Мне показалось, что он сидел. Давно. Еще, скажем, при Совдепе. Что-то такое мелькнуло у него в памяти, когда он говорил о будущем. Ого.
– Я понимаю.
– Хорошо. Так вот. Лет тридцать назад наша с вами страна, по глубочайшему моему убеждению, во множестве наук обгоняла весь остальной мир годков этак, знаете, на двадцать. Демократическое вранье, что ученому лучше всего работать на свободушке.
– Вы думаете? – вежливо уточнил я.
– Думаю, Антон Антонович! – убежденно повторил он. – И думы свои подтвердил экспериментально. Лучше всего ученые работают за решеткой. Там, где с них сняты заботы и о быте, и о досуге. И о покупках, и о ценах. И об отпусках, и о подругах, и о всяких там хобби. Но зато и самоутверждаться больше нечем, как только, знаете, работой. Спасаться от унижения и тоски больше нечем. И ум, и душа, и силы телесные, ежели учесть полное отсутствие подруг – все в одну точку бьет. Лично для ученых это, знаете, ужасно, отвратительно и смертельно подчас. Но для науки это черт знает, как хорошо!
– Интересная мысль, – сказал я. – Но вот тогда вопрос – зачем, в таком случае, вообще наука?
Он запнулся. Я пожалел, что его прервал – и зарекся на будущее вплоть до особого распоряжения. Надо было дать ему выговориться. Он не врал, и не выдумывал даже. Забавно – он говорил сейчас о самом сокровенном. Я чувствовал, что ему об этом поговорить, в сущности, не с кем; давным-давно не с кем. Он был не лже-Евтюхову подлому чета. Он меня вовсе не провоцировал и прощупывал – он искал реального контакта.
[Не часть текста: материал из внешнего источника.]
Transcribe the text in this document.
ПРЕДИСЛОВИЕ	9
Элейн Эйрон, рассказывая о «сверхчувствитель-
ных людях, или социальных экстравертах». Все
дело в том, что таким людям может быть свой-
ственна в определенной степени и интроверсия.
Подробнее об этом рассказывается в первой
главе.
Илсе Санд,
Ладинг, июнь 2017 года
Он единомышленника искал, Господи!
– Об этом чуть позже, – сказал он. – Сначала обо мне.
– Простите, – совершенно искренне проговорил я.
– Потом было некоторое, исторически весьма короткое время, когда НИИ стали малость посвободней тюрем. На ученых свалился проклятый быт. Все эти хлопоты, сопряженные со свободной жизнью – жены, дети, пропитание, отпуска, поликлиники… Но зато, знаете, выручало то, что наука не была ориентирована на немедленный применимый результат. В семидесятых, знаете, мы торчали в очередях, но взахлеб спорили о внеземной жизни, о кварках, о темпоральных спиралях… Не за деньги, а потому, что нам это было интересно, интереснее очередей! А, скажем, американцы, которые не торчали в очередях, непринужденные беседы за коктейлями вели в лучшем случае о спорте – какая же все-таки команда какую отлупит в будущую среду, «Железные Бизоны» или, понимаете, «Бешеные крокодилы». И потому быт, при всей его омерзительности, не мешал тем, кто хоть чуть-чуть имел извилин подо лбом и за душой. Наоборот – помогал. Помню, от очередей, знаете, лучше всего было отключаться размышлениями. Именно в очередях мне приходили в голову самые замечательные мысли.
Ну-ну.
Я тут же вспомнил, как па Симагина осенило нечто совершенно гениальное в ТОТ день, поутру казавшийся таким чудесным, а на поверку оказавшийся таким ужасным. Когда мама заболела. Когда кончилось детство.
В очереди в химчистку его осенило!
Мы с ним часа два, наверное, парились там – и вот, жужжа, налетела откуда ни возьмись муза с логарифмической линейкой!
Что-то в рассуждениях Бережняка было. Неужто он прав? Но действительно, чего ради тогда…
Какой сошниковский вопрос вдруг выскочил. Чего ради – что?